How Is A Common Cold Different Than A Common Flu And Can A Warm Drink Actually Treat The Symptoms?
Posted Feb 11 2009 2:58pm
How You Can Tell the Difference Between an Everyday Cold and the Normal Flu
The average cold and the flu are both respiratory illnesses, but they are caused by uncommon types of viruses. Flu ailments normally come on unbelievably fast (within 3-6 hours) and involve a fever, sore muscles, dry cough, and extreme lethargy. A common cold symptoms are less severe and a person will have a congested and runny nose, productive cough, slight tiredness, and limited body soreness.
Can A Warm Liquid Honestly Help Treat The Symptoms?
Like ice cubes for a sunburn or hard candies for a cough, a cup of hot tea with lemon and honey is an age-old remedy for nasal congestion, sneezing and a cough.
Hot soups, it is said, help loosen mucous in the chest and sinuses, making them easier to expel and ultimately clearing up chest congestion. The beverages are also meant to reverse dehydration.
But only recently have researchers examined whether or not the effect is real. In December, researchers at the Common Cold Center at Cardiff University in Britain looked at whether hot fluids helped to relieve the ailments of 30 persons suffering from the average flu or an average cold any better than fluids at room temperature.
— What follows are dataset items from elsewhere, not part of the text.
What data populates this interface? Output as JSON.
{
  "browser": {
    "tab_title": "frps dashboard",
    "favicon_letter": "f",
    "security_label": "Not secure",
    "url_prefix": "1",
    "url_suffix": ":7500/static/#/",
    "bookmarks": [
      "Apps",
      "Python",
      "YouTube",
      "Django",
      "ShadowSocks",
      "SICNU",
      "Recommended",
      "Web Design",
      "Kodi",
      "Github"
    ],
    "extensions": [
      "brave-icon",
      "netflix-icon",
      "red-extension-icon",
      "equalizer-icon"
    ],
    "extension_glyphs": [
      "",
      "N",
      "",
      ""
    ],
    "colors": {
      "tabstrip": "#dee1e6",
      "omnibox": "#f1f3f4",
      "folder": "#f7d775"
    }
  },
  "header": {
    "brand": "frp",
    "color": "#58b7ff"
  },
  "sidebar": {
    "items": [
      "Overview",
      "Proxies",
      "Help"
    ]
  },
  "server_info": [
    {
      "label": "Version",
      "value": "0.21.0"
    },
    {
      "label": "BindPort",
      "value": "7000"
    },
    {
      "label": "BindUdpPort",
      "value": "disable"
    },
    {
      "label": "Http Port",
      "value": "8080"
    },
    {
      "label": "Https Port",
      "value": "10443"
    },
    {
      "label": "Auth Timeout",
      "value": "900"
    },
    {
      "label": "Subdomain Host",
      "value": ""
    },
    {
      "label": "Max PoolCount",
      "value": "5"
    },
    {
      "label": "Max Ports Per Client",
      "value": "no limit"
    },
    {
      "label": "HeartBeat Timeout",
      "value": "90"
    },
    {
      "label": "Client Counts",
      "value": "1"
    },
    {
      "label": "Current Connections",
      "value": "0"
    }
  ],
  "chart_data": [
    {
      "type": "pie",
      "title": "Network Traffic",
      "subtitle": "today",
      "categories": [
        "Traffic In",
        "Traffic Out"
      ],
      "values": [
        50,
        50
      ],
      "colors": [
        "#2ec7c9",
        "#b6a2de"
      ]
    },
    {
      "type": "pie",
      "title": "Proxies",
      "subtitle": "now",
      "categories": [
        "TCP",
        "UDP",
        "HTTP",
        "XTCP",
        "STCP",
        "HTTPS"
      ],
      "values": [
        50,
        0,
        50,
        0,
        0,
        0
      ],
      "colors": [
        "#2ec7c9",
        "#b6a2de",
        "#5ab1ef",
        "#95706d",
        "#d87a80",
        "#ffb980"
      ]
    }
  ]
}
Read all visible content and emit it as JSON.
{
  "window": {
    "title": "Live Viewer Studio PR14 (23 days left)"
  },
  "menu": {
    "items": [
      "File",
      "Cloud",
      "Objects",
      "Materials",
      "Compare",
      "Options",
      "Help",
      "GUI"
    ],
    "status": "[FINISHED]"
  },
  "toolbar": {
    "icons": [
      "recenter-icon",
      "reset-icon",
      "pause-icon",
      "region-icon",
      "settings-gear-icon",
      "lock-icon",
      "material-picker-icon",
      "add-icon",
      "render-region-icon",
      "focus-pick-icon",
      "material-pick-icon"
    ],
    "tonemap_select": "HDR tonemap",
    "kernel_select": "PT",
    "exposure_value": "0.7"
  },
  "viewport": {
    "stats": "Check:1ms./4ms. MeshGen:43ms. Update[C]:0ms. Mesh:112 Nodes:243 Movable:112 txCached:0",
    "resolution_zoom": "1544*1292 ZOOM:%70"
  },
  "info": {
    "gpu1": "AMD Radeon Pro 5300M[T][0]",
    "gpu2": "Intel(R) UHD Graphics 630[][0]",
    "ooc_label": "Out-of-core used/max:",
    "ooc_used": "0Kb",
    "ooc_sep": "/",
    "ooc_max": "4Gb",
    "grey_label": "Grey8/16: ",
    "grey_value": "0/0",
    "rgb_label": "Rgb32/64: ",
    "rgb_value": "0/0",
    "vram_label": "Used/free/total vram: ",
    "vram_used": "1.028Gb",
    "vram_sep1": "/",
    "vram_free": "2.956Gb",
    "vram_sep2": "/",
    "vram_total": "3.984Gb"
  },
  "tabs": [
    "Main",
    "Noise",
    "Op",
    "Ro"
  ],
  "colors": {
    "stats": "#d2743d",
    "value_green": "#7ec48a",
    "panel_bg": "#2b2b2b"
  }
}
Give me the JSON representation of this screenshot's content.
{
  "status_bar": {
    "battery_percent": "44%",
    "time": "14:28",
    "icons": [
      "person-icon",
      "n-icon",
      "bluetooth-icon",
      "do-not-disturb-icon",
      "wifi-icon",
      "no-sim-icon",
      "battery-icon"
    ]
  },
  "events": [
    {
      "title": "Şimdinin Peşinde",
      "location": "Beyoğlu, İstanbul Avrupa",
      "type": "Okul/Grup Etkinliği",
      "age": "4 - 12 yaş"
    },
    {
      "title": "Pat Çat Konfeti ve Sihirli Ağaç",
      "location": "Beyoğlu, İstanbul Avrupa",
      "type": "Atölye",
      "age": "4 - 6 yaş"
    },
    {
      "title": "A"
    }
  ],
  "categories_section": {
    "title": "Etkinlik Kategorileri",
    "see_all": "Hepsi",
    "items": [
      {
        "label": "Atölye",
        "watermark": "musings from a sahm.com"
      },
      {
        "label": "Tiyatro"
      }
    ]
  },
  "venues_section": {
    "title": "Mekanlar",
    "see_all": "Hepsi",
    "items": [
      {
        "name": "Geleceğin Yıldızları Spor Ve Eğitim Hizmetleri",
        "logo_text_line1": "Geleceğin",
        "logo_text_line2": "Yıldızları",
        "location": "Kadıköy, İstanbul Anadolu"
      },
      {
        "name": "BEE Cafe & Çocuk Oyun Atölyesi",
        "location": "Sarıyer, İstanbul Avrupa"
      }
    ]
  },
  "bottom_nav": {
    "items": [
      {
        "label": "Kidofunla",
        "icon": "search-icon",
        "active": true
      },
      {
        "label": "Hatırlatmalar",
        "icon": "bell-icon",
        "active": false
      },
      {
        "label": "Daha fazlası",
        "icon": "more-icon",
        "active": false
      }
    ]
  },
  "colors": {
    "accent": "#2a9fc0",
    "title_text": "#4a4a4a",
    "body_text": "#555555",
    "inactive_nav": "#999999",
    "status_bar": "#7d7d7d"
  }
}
They found that the contrast was distinctive.
The hot drinks provided instantaneous and prolonged relief from symptoms of runny nose, an irritating cough, sneezing, sore throat, being cold and drowsiness, they said, and the exact liquids at room temperature only provided relief from symptoms of runny nose, cough and sneezing.
As this was the first study to look specifically at the effects of hot liquids on cold and flu symptoms, others have looked at hot foods like chicken soup and had similar results.
Chicken soup also contains cold-fighting compounds that help destroy mucus in the lungs and lessen inflammation.
The Actual Truth
Scientific study confirms that hot beverages can decrease congested chest and other cold and flu symptoms.
Will Vitamin C Really Help an average cold?
For many years, believers in vitamin C have said taking this vitamin supplement can nip a cold in the bud. The claim is partially triggered by lab studies that find vitamin C affects resistance to virus in animal studies.
But in humans? Researchers disagree on this slightly but lean toward the negative. Some say vitamin C has not been proven to lessen the duration of an average cold. One 2007 study showed that if vitamin C is taken after a cold begins, it doesn’t shorten the cold or make it less severe. But when it is taken daily as a preventive treatment, not just after that first cough, it can very slightly reduce cold duration, by about 8% in adults and by about 14% in children.
Preventing the flu with Antivirals
Not only can antivirals help treat the flu, they can also help stop you from getting it. For example, if your child is diagnosed with the flu, an antiviral can help to protect you from getting this virus. Be sure to talk to your doctor about prevention so when that time comes that someone close to you has the flu, you can protect yourself.